My garden is lined with really old railroad ties, and little black ants like to nest in the rotten wood. Unfortunately, they also like my veggies - especially okra. Okra has sap they like, and they get around the base of the pods and eventually ruin them.

I don't get carried away about controlling ants, but when I see about a million of them on a railroad tie about to swarm, Ortho Bug-B-Gone takes care of them real quick.

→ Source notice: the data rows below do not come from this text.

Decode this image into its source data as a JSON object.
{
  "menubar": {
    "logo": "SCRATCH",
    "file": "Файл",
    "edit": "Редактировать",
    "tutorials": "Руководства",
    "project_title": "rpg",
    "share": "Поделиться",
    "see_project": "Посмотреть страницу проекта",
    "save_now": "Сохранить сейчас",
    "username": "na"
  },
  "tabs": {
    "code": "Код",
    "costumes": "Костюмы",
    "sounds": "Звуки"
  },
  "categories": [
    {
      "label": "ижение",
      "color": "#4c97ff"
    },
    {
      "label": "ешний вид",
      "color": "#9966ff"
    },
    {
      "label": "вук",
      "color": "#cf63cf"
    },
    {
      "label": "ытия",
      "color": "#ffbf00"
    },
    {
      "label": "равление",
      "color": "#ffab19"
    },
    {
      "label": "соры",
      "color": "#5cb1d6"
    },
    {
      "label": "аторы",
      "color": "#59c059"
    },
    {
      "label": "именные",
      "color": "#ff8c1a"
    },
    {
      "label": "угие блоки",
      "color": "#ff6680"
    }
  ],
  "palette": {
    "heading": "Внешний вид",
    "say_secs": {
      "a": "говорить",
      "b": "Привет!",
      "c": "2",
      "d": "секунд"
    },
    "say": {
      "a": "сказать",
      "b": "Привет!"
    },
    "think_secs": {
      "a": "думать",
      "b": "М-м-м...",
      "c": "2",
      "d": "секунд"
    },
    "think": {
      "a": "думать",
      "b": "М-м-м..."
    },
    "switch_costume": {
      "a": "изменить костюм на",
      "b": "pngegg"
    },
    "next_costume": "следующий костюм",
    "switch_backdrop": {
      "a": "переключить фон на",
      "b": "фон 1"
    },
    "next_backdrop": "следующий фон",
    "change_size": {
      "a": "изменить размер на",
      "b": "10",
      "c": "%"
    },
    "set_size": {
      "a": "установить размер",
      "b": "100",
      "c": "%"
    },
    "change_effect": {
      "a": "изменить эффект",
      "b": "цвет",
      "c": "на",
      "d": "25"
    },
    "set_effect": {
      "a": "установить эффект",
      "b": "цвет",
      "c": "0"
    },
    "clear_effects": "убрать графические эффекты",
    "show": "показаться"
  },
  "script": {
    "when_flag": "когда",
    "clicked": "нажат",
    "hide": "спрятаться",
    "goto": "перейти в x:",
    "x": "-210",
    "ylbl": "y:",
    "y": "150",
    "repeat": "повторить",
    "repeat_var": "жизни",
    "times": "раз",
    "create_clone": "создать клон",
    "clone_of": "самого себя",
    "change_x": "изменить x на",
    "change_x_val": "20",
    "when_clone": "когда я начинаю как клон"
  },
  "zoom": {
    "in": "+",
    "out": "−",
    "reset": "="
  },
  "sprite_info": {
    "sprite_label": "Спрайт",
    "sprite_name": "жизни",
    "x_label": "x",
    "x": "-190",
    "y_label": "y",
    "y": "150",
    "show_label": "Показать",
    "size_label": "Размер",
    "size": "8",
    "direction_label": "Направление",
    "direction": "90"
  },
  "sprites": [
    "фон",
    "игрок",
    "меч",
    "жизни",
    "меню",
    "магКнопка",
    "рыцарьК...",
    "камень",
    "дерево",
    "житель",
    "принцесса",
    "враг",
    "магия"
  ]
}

I figure people who are a lot more qualified than me have approved the use of such products by home gardeners.
Garden_Sass
Central, TX
(Zone 8b)

July 6, 2012
6:24 AM

Post #9195052

For those gardeners fighting "fire ants" in the garden read this pub:
http://www.clemson.edu/extension/hgic/plants/pdf/hgic1263.pdf

FreeFa11
Houston, TX

July 12, 2012
12:15 PM

Post #9202871

One thing to really watch for with ants is APHIDS. The ants will farm the aphids to get the honeydew they secrete. They will defend the aphids against predators and can cause aphid populations to get out of control. It's definitely something to watch for. I had a bad problem early in the season here in Texas. I had to resort to Captain Jack's Dead Bug Brew (spinosad) and that really got things under control fast. It will kill the beneficial insects, too, including bees, so be careful with that. Good luck!
Easybake
Arlington, TX

July 12, 2012
3:36 PM

Post #9203066

does Amdro work for more then just fire ants?



HoneybeeNC

HoneybeeNC
Charlotte, NC
(Zone 7b)

July 14, 2012
9:42 AM

Post #9204945

I have noticed that ants know when a melon is ripe. They will collect at the area where stem meets fruit. I've not noticed this in prior years and am wondering if it is because it has been so dry this year.